Books
Pompous Circumstance
Dogma
(Melville House, 2012)
Dogma, Lars Iyer’s sequel to 2011’s Spurious, based on his eponymous blog, has us meeting up again with our favorite drunken, misguided British intellectuals, narrator Lars and his friend/critic, W. These two friends (can we call them that, given the verbal and emotional abuse?) form their own vision of a religion, Dogma, to somehow give structure to their otherwise seemingly unguided lives. They embark on a lecture tour to spread Dogma to the American South.
Dogma includes contradictory rules which are often added or amended on the spot, such as: “Dogma is spartan. Speak as clearly as you can… . Really speak to them [others] using ordinary language.” “Always use Green terms that you barely understand.” “Dogma is sincere.” “Dogma plagiarizes. Always steal other people’s ideas and claim them as your own.”
As in Spurious, constant verbal battery is inflicted upon Lars. Lars is not his own harshest critic, as is the case with most people—W. is Lars’s harshest critic.

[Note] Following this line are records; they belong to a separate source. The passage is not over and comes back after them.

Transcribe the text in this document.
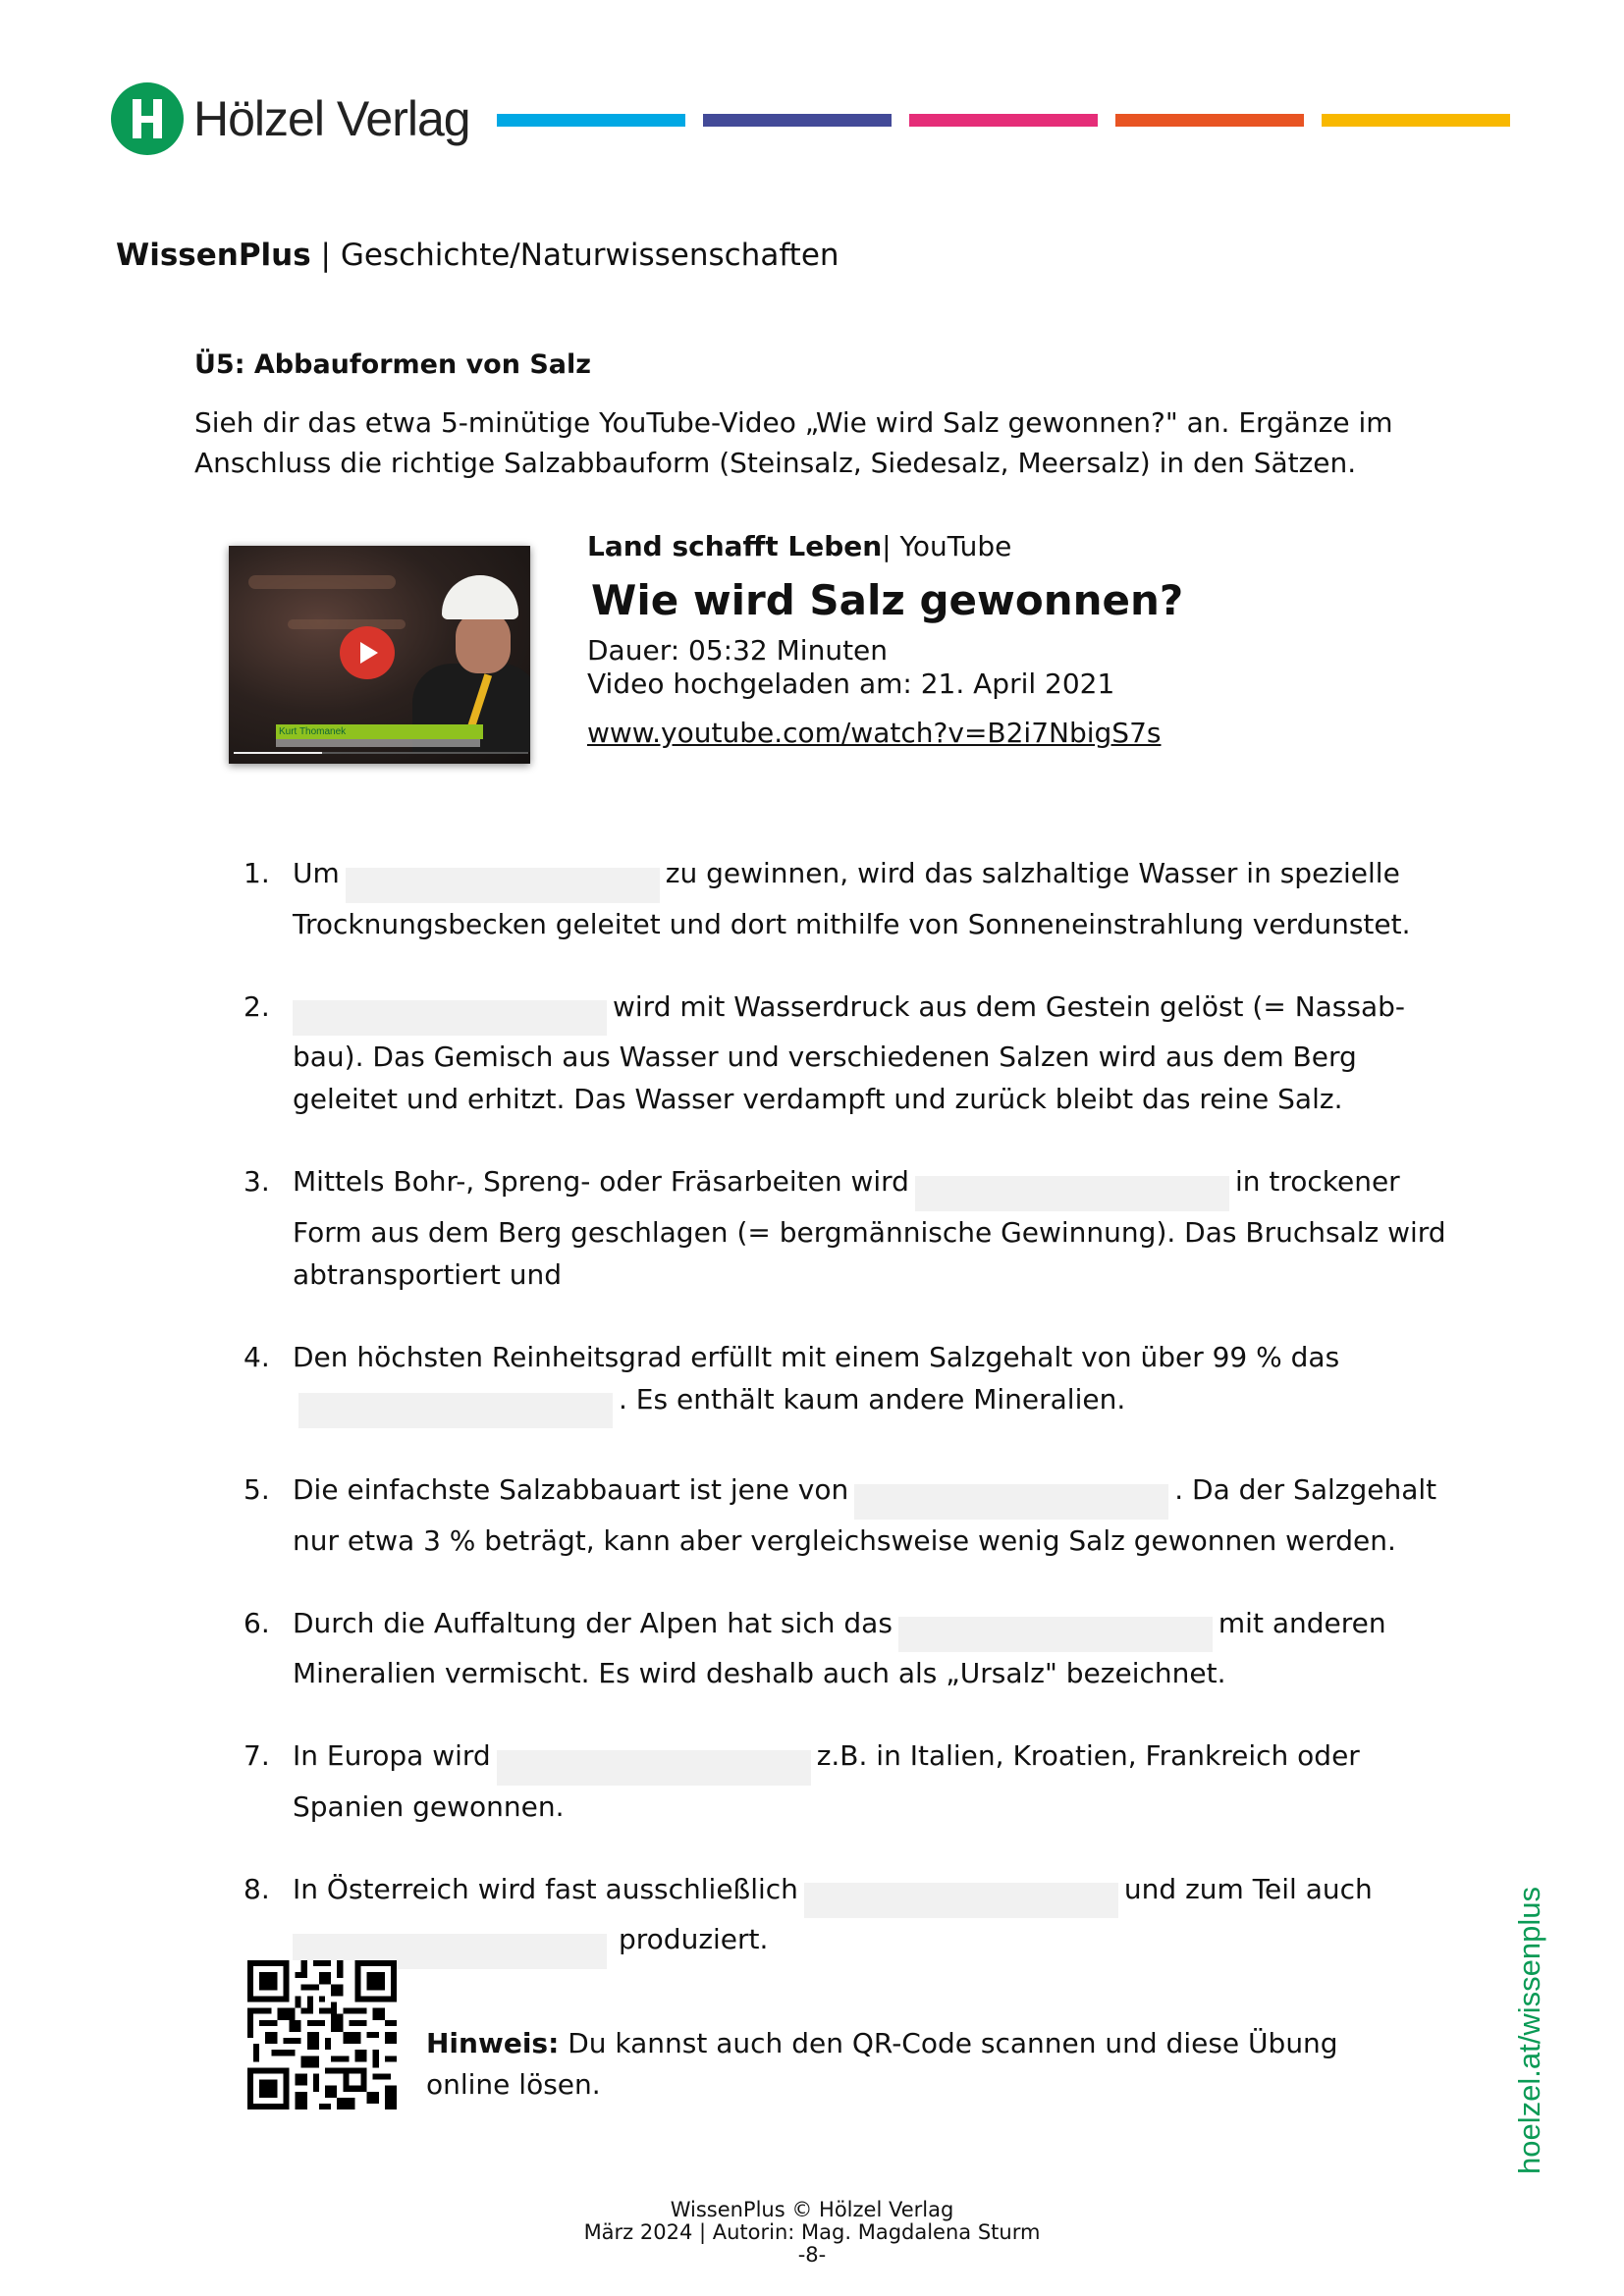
Hölzel Verlag
WissenPlus | Geschichte/Naturwissenschaften
Ü5: Abbauformen von Salz
Sieh dir das etwa 5-minütige YouTube-Video „Wie wird Salz gewonnen?" an. Ergänze im Anschluss die richtige Salzabbauform (Steinsalz, Siedesalz, Meersalz) in den Sätzen.
Kurt Thomanek
Land schafft Leben| YouTube
Wie wird Salz gewonnen?
Dauer: 05:32 Minuten
Video hochgeladen am: 21. April 2021
www.youtube.com/watch?v=B2i7NbigS7s
1. Um	zu gewinnen, wird das salzhaltige Wasser in spezielle Trocknungsbecken geleitet und dort mithilfe von Sonneneinstrahlung verdunstet.
2.	wird mit Wasserdruck aus dem Gestein gelöst (= Nassabbau). Das Gemisch aus Wasser und verschiedenen Salzen wird aus dem Berg geleitet und erhitzt. Das Wasser verdampft und zurück bleibt das reine Salz.
3. Mittels Bohr-, Spreng- oder Fräsarbeiten wird	in trockener Form aus dem Berg geschlagen (= bergmännische Gewinnung). Das Bruchsalz wird abtransportiert und
4. Den höchsten Reinheitsgrad erfüllt mit einem Salzgehalt von über 99 % das. Es enthält kaum andere Mineralien.
5. Die einfachste Salzabbauart ist jene von	. Da der Salzgehalt nur etwa 3 % beträgt, kann aber vergleichsweise wenig Salz gewonnen werden.
6. Durch die Auffaltung der Alpen hat sich das	mit anderen Mineralien vermischt. Es wird deshalb auch als „Ursalz" bezeichnet.
7. In Europa wird	z.B. in Italien, Kroatien, Frankreich oder Spanien gewonnen.
8. In Österreich wird fast ausschließlich	und zum Teil auch
produziert.
Hinweis: Du kannst auch den QR-Code scannen und diese Übung online lösen.	hoelzel.at/wissenplus
WissenPlus © Hölzel Verlag
März 2024 | Autorin: Mag. Magdalena Sturm
-8-
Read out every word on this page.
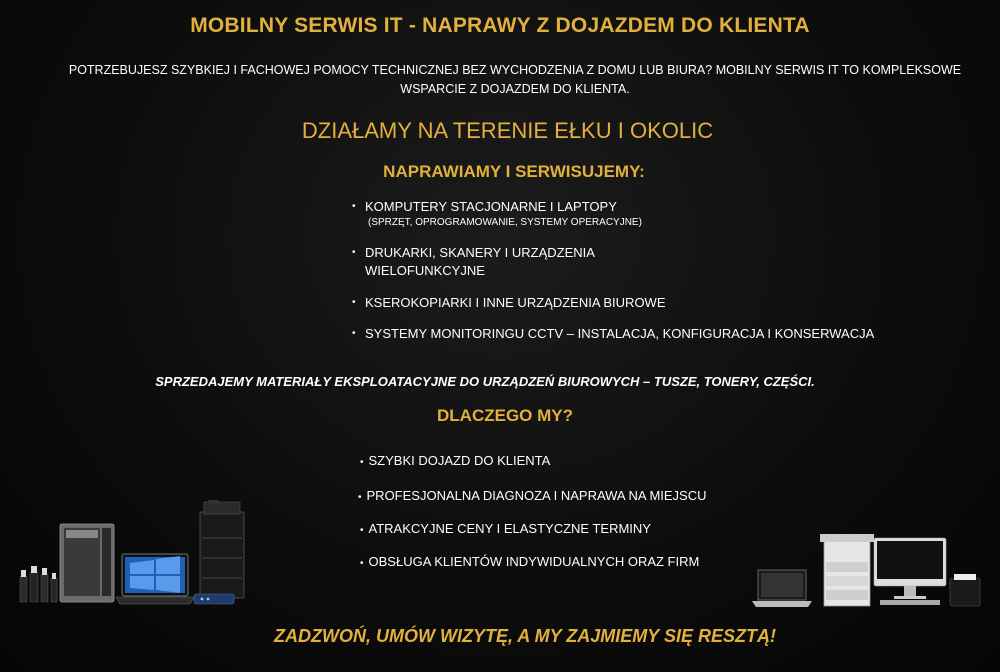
MOBILNY SERWIS IT - NAPRAWY Z DOJAZDEM DO KLIENTA
POTRZEBUJESZ SZYBKIEJ I FACHOWEJ POMOCY TECHNICZNEJ BEZ WYCHODZENIA Z DOMU LUB BIURA? MOBILNY SERWIS IT TO KOMPLEKSOWE
WSPARCIE Z DOJAZDEM DO KLIENTA.
DZIAŁAMY NA TERENIE EŁKU I OKOLIC
NAPRAWIAMY I SERWISUJEMY:
• KOMPUTERY STACJONARNE I LAPTOPY
(SPRZĘT, OPROGRAMOWANIE, SYSTEMY OPERACYJNE)
• DRUKARKI, SKANERY I URZĄDZENIA
WIELOFUNKCYJNE
• KSEROKOPIARKI I INNE URZĄDZENIA BIUROWE
• SYSTEMY MONITORINGU CCTV – INSTALACJA, KONFIGURACJA I KONSERWACJA
SPRZEDAJEMY MATERIAŁY EKSPLOATACYJNE DO URZĄDZEŃ BIUROWYCH – TUSZE, TONERY, CZĘŚCI.
DLACZEGO MY?
• SZYBKI DOJAZD DO KLIENTA
• PROFESJONALNA DIAGNOZA I NAPRAWA NA MIEJSCU
• ATRAKCYJNE CENY I ELASTYCZNE TERMINY
• OBSŁUGA KLIENTÓW INDYWIDUALNYCH ORAZ FIRM
ZADZWOŃ, UMÓW WIZYTĘ, A MY ZAJMIEMY SIĘ RESZTĄ!
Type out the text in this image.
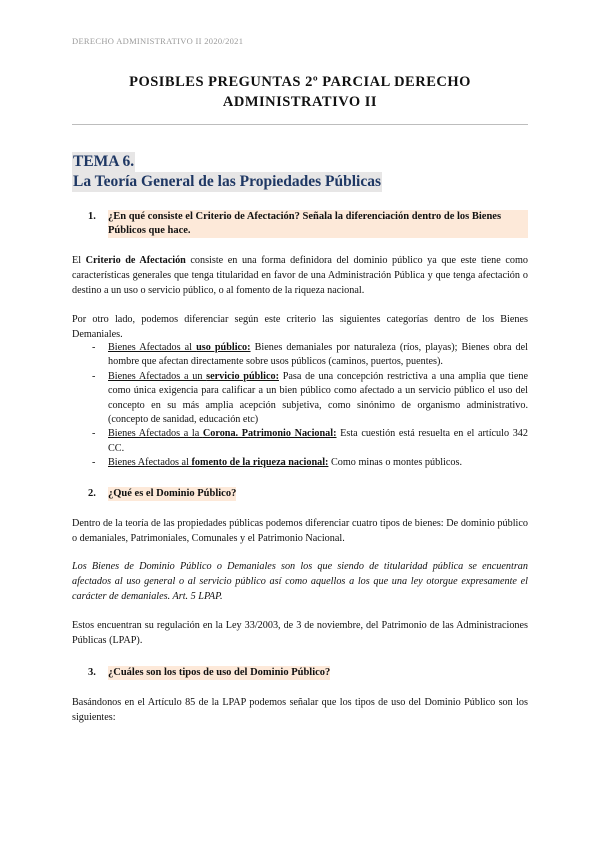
DERECHO ADMINISTRATIVO II 2020/2021
POSIBLES PREGUNTAS 2º PARCIAL DERECHO
ADMINISTRATIVO II
TEMA 6.
La Teoría General de las Propiedades Públicas
1.	¿En qué consiste el Criterio de Afectación? Señala la diferenciación dentro de los Bienes Públicos que hace.
El Criterio de Afectación consiste en una forma definidora del dominio público ya que este tiene como características generales que tenga titularidad en favor de una Administración Pública y que tenga afectación o destino a un uso o servicio público, o al fomento de la riqueza nacional.
Por otro lado, podemos diferenciar según este criterio las siguientes categorías dentro de los Bienes Demaniales.
- Bienes Afectados al uso público: Bienes demaniales por naturaleza (ríos, playas); Bienes obra del hombre que afectan directamente sobre usos públicos (caminos, puertos, puentes).
- Bienes Afectados a un servicio público: Pasa de una concepción restrictiva a una amplia que tiene como única exigencia para calificar a un bien público como afectado a un servicio público el uso del concepto en su más amplia acepción subjetiva, como sinónimo de organismo administrativo. (concepto de sanidad, educación etc)
- Bienes Afectados a la Corona. Patrimonio Nacional: Esta cuestión está resuelta en el artículo 342 CC.
- Bienes Afectados al fomento de la riqueza nacional: Como minas o montes públicos.
2.	¿Qué es el Dominio Público?
Dentro de la teoría de las propiedades públicas podemos diferenciar cuatro tipos de bienes: De dominio público o demaniales, Patrimoniales, Comunales y el Patrimonio Nacional.
Los Bienes de Dominio Público o Demaniales son los que siendo de titularidad pública se encuentran afectados al uso general o al servicio público así como aquellos a los que una ley otorgue expresamente el carácter de demaniales. Art. 5 LPAP.
Estos encuentran su regulación en la Ley 33/2003, de 3 de noviembre, del Patrimonio de las Administraciones Públicas (LPAP).
3.	¿Cuáles son los tipos de uso del Dominio Público?
Basándonos en el Artículo 85 de la LPAP podemos señalar que los tipos de uso del Dominio Público son los siguientes:
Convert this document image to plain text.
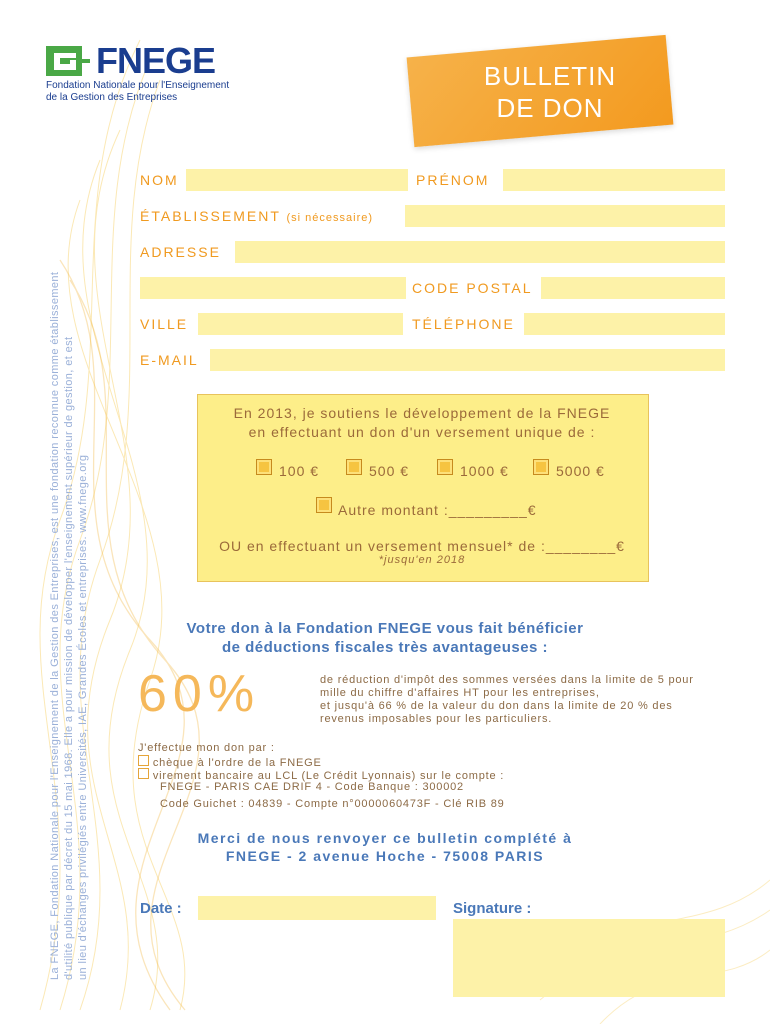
La FNEGE, Fondation Nationale pour l'Enseignement de la Gestion des Entreprises, est une fondation reconnue comme établissement d'utilité publique par décret du 15 mai 1968. Elle a pour mission de développer l'enseignement supérieur de gestion, et est un lieu d'échanges privilégiés entre Universités, IAE, Grandes Écoles et entreprises. www.fnege.org
FNEGE
Fondation Nationale pour l'Enseignement
de la Gestion des Entreprises
BULLETIN
DE DON
NOM	PRÉNOM
ÉTABLISSEMENT (si nécessaire)
ADRESSE
CODE POSTAL
VILLE	TÉLÉPHONE
E-MAIL
En 2013, je soutiens le développement de la FNEGE
en effectuant un don d'un versement unique de :
100 €	500 €	1000 €	5000 €
Autre montant :_________€
OU en effectuant un versement mensuel* de :________€
*jusqu'en 2018
Votre don à la Fondation FNEGE vous fait bénéficier
de déductions fiscales très avantageuses :
60%	de réduction d'impôt des sommes versées dans la limite de 5 pour
mille du chiffre d'affaires HT pour les entreprises,
et jusqu'à 66 % de la valeur du don dans la limite de 20 % des
revenus imposables pour les particuliers.
J'effectue mon don par :
chèque à l'ordre de la FNEGE
virement bancaire au LCL (Le Crédit Lyonnais) sur le compte :
FNEGE - PARIS CAE DRIF 4 - Code Banque : 300002
Code Guichet : 04839 - Compte n°0000060473F - Clé RIB 89
Merci de nous renvoyer ce bulletin complété à
FNEGE - 2 avenue Hoche - 75008 PARIS
Date :	Signature :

We know what W. thinks of Lars (“Sometimes, in my company, W. feels like Jane Goodall, the one who did all that work with chimps.”), but the reader begins to wonder, what does Lars think of himself? “A series of jerks and tics, like those of a hanged man in his final throes; a series of involuntary and grotesque spasms: That will have been my life, W. says.”
Incredulous, dramatic, backhanded compliments are W.’s specialty, although he does not limit himself stylistically when commenting on Lars and their friendship. “‘You drink too much, that’s your problem,’ W. says. ‘Mind you, I’d drink if I had your life.’” When discussing pygmy elephants, he somehow even manages to relate them to Lars: “‘They had great flat feet, like yours,’ W. says.—‘And an improbably small brain, no doubt like yours.’”
In some of the few instances where Lars is allowed to participate in a conversation, the two discuss others ranging from the fat singers they admire (“‘Is he angry because he’s fat,’ I ask of the lead singer in Modest Mouse. —‘No, he was angry and then he got fat,’ W. says. ‘Do you think he minds being fat?’ I ask. —‘He has other issues,’ W. says”), to famous writers such as Kafka and Blanchot.
But somehow, Iyer makes these two pompous, strange intellectuals, out of touch with the rest of civilization, completely likeable, as they discuss their constant “work”—their reading and writing, as if they are either stuck in yesteryear, where gentlemen simply studied and expanded their minds as a form of employment, or are mad scientists, working on a master plan.